After all the people had been baptized and Jesus also had been baptized and was praying, heaven was opened (Luke 3:21); He was praying in a certain place, and when he had finished, one of his disciples said to him, “Lord, teach us to pray just as John taught his disciples.” He said to them, “When you pray, say: Father, hallowed be your name, your kingdom come. Give us each day our daily bread. (Luke 11: 1-3);
In those days he departed to the mountain to pray, and he spent the night in prayer to God. When day came, he called his disciples to himself, and from them he chose Twelve, whom he also named apostles: (Luke 6:12-13); About eight days after he said this, he took Peter, John, and James and went up the mountain to pray. While he was praying his face changed in appearance and his clothing became dazzling white.” (Luke 9:28-29)
“The so-called “practical people” are not really the most useful in the service of Christ’s Church, nor are those who merely expound theories. Rather it is the true contemplatives who best serve her; those with the steady, generous and passionate desire of transfiguring and divinizing all creation with Christ and in Christ. It may sound paradoxical, but in the Church of Jesus Christ, the mystic is the only practical person” Bishop Alvaro del Portillo
I am frequently asked what I think is the greatest need in the Church today. Because of my work, people presume how I will answer. They expect me to be “practical”, or, perhaps, “action oriented.” After all, I am a lawyer who has been actively involved at the intersections of faith and culture for decades. I am a husband, father of five and grandfather to six. I own a small communications business. I am writing a dissertation for a PhD degree in moral theology and I am serving the Church in ordained ministry.
So, in light of all of this they figure I will say something like “action” because my life sounds so “busy”. However, my answer is simple. “The greatest need in the Church today is people who pray”, I respond. I know it is only prayer which makes any of this possible and it is only because of prayer I have even embraced it.
Throughout the biblical accounts of the earthly ministry of Jesus we read many accounts like the ones with which I began this reflection. Jesus, fully God and fully man, was regularly in prayer and lived in a continual communion with the Father. In his sacred humanity he reveals for each one of us who have been baptized into Him how we are to live our lives, now, in the real world. We are invited to be naturally supernatural. We are called into communion with God and prayer is the way.

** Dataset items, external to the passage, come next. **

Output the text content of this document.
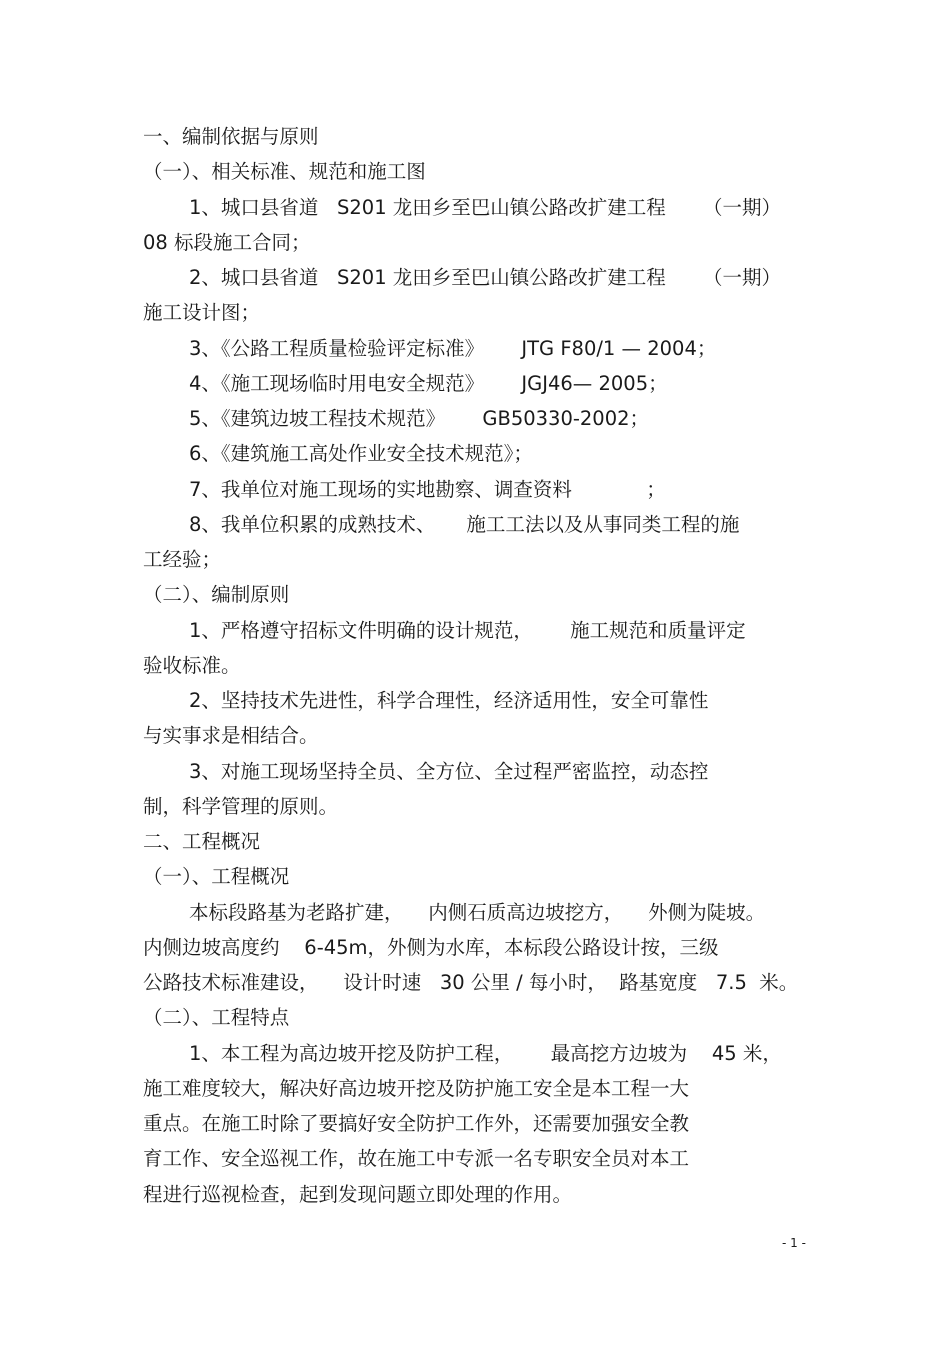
一、编制依据与原则
（一）、相关标准、规范和施工图
1、城口县省道   S201 龙田乡至巴山镇公路改扩建工程      （一期）
08 标段施工合同；
2、城口县省道   S201 龙田乡至巴山镇公路改扩建工程      （一期）
施工设计图；
3、《公路工程质量检验评定标准》      JTG F80/1 — 2004；
4、《施工现场临时用电安全规范》      JGJ46— 2005；
5、《建筑边坡工程技术规范》      GB50330-2002；
6、《建筑施工高处作业安全技术规范》；
7、我单位对施工现场的实地勘察、调查资料            ；
8、我单位积累的成熟技术、     施工工法以及从事同类工程的施
工经验；
（二）、编制原则
1、严格遵守招标文件明确的设计规范，      施工规范和质量评定
验收标准。
2、坚持技术先进性，科学合理性，经济适用性，安全可靠性
与实事求是相结合。
3、对施工现场坚持全员、全方位、全过程严密监控，动态控
制，科学管理的原则。
二、工程概况
（一）、工程概况
本标段路基为老路扩建，    内侧石质高边坡挖方，    外侧为陡坡。
内侧边坡高度约    6-45m，外侧为水库，本标段公路设计按，三级
公路技术标准建设，    设计时速   30 公里 / 每小时，  路基宽度   7.5  米。
（二）、工程特点
1、本工程为高边坡开挖及防护工程，      最高挖方边坡为    45 米，
施工难度较大，解决好高边坡开挖及防护施工安全是本工程一大
重点。在施工时除了要搞好安全防护工作外，还需要加强安全教
育工作、安全巡视工作，故在施工中专派一名专职安全员对本工
程进行巡视检查，起到发现问题立即处理的作用。
- 1 -
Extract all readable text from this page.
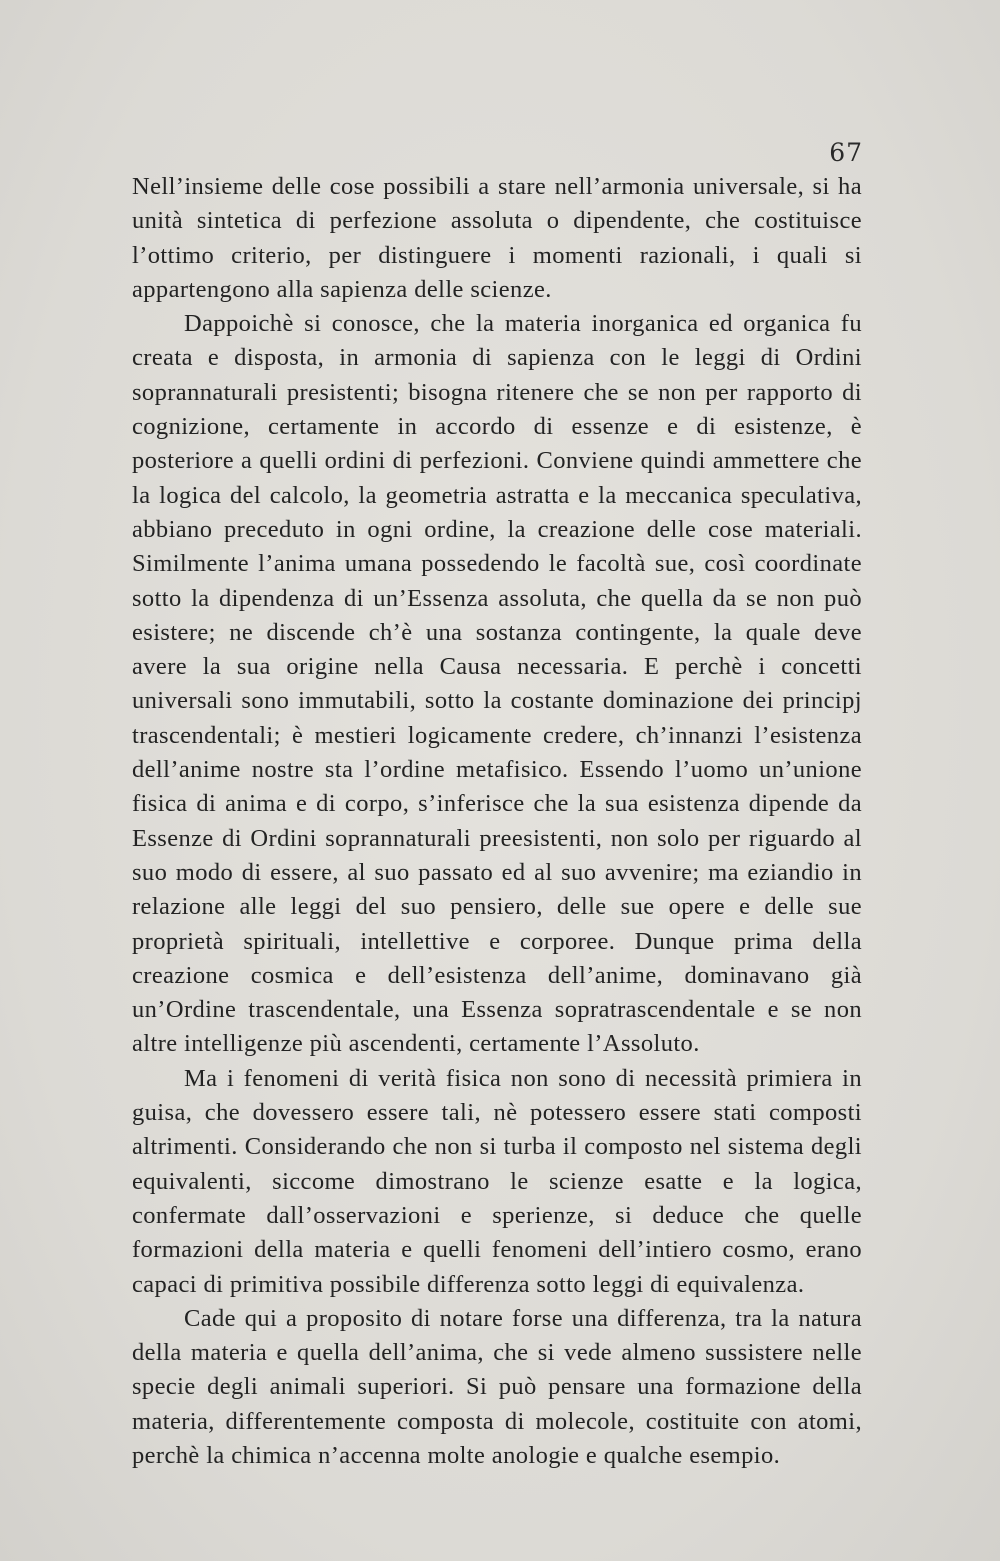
67

Nell’insieme delle cose possibili a stare nell’armonia universale, si ha unità sintetica di perfezione assoluta o dipendente, che costituisce l’ottimo criterio, per distinguere i momenti razionali, i quali si appartengono alla sapienza delle scienze.

Dappoichè si conosce, che la materia inorganica ed organica fu creata e disposta, in armonia di sapienza con le leggi di Ordini soprannaturali presistenti; bisogna ritenere che se non per rapporto di cognizione, certamente in accordo di essenze e di esistenze, è posteriore a quelli ordini di perfezioni. Conviene quindi ammettere che la logica del calcolo, la geometria astratta e la meccanica speculativa, abbiano preceduto in ogni ordine, la creazione delle cose materiali. Similmente l’anima umana possedendo le facoltà sue, così coordinate sotto la dipendenza di un’Essenza assoluta, che quella da se non può esistere; ne discende ch’è una sostanza contingente, la quale deve avere la sua origine nella Causa necessaria. E perchè i concetti universali sono immutabili, sotto la costante dominazione dei principj trascendentali; è mestieri logicamente credere, ch’innanzi l’esistenza dell’anime nostre sta l’ordine metafisico. Essendo l’uomo un’unione fisica di anima e di corpo, s’inferisce che la sua esistenza dipende da Essenze di Ordini soprannaturali preesistenti, non solo per riguardo al suo modo di essere, al suo passato ed al suo avvenire; ma eziandio in relazione alle leggi del suo pensiero, delle sue opere e delle sue proprietà spirituali, intellettive e corporee. Dunque prima della creazione cosmica e dell’esistenza dell’anime, dominavano già un’Ordine trascendentale, una Essenza sopratrascendentale e se non altre intelligenze più ascendenti, certamente l’Assoluto.

Ma i fenomeni di verità fisica non sono di necessità primiera in guisa, che dovessero essere tali, nè potessero essere stati composti altrimenti. Considerando che non si turba il composto nel sistema degli equivalenti, siccome dimostrano le scienze esatte e la logica, confermate dall’osservazioni e sperienze, si deduce che quelle formazioni della materia e quelli fenomeni dell’intiero cosmo, erano capaci di primitiva possibile differenza sotto leggi di equivalenza.

Cade qui a proposito di notare forse una differenza, tra la natura della materia e quella dell’anima, che si vede almeno sussistere nelle specie degli animali superiori. Si può pensare una formazione della materia, differentemente composta di molecole, costituite con atomi, perchè la chimica n’accenna molte anologie e qualche esempio.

The prayer of Jesus prayer opened the heavens, brought provision to the hungry, gave him clarity for making decisions and brought the glory of heaven to earth.Prayer still does all of this, and more, for those who will learn to live their lives immersed in God.
Through prayer we recover the capacity for a continual communion of love with the living God and plunge ourselves into its embrace. Prayer is a process of Love exchanged for love. In its classroom we learn how to live in this communion; to be contemplatives in the midst of the world of action.
Jesus was, in the words of the ancient creed, “true God and true man”. Sometimes we may think that He could pray – and live – this way “because He was Divine.” However, we need to remember that in his sacred humanity he also prayed. He shows us the fullness of humanity and the way to become what spiritual writers have long called “sons (and daughters) in the Son.”
Through prayer we can cry out with Him, “Abba Father.” No longer alienated from God, we can actually participate in the very life of the Trinity, the inner life of God. God dwells in us and we dwell in Him through His Spirit. This is the heart of true prayer.
Prayer is not about doing or getting but rather about being, receiving, giving, and loving. Prayer is the path to communion through Jesus Christ with the Father, in Jesus Christ with one another, and in the Trinitarian God with the world which He created and is recreating and redeeming in Christ.
All of this is made possible through the Holy Spirit who invites us now into to the very inner life of the Trinity, through prayer.
Bishop Alvaro del Portillo, whose cause for canonization as a Saint is underway in the Catholic Church, wrote these words: “The so-called “practical people” are not really the most useful in the service of Christ’s Church, nor are those who merely expound theories. Rather it is the true contemplatives who best serve her; those with the steady, generous and passionate desire of transfiguring and divinizing all creation with Christ and in Christ. It may sound paradoxical, but in the Church of Jesus Christ, the mystic is the only practical person.”
The world is desperately in need of “impractical” people, Christians who pray.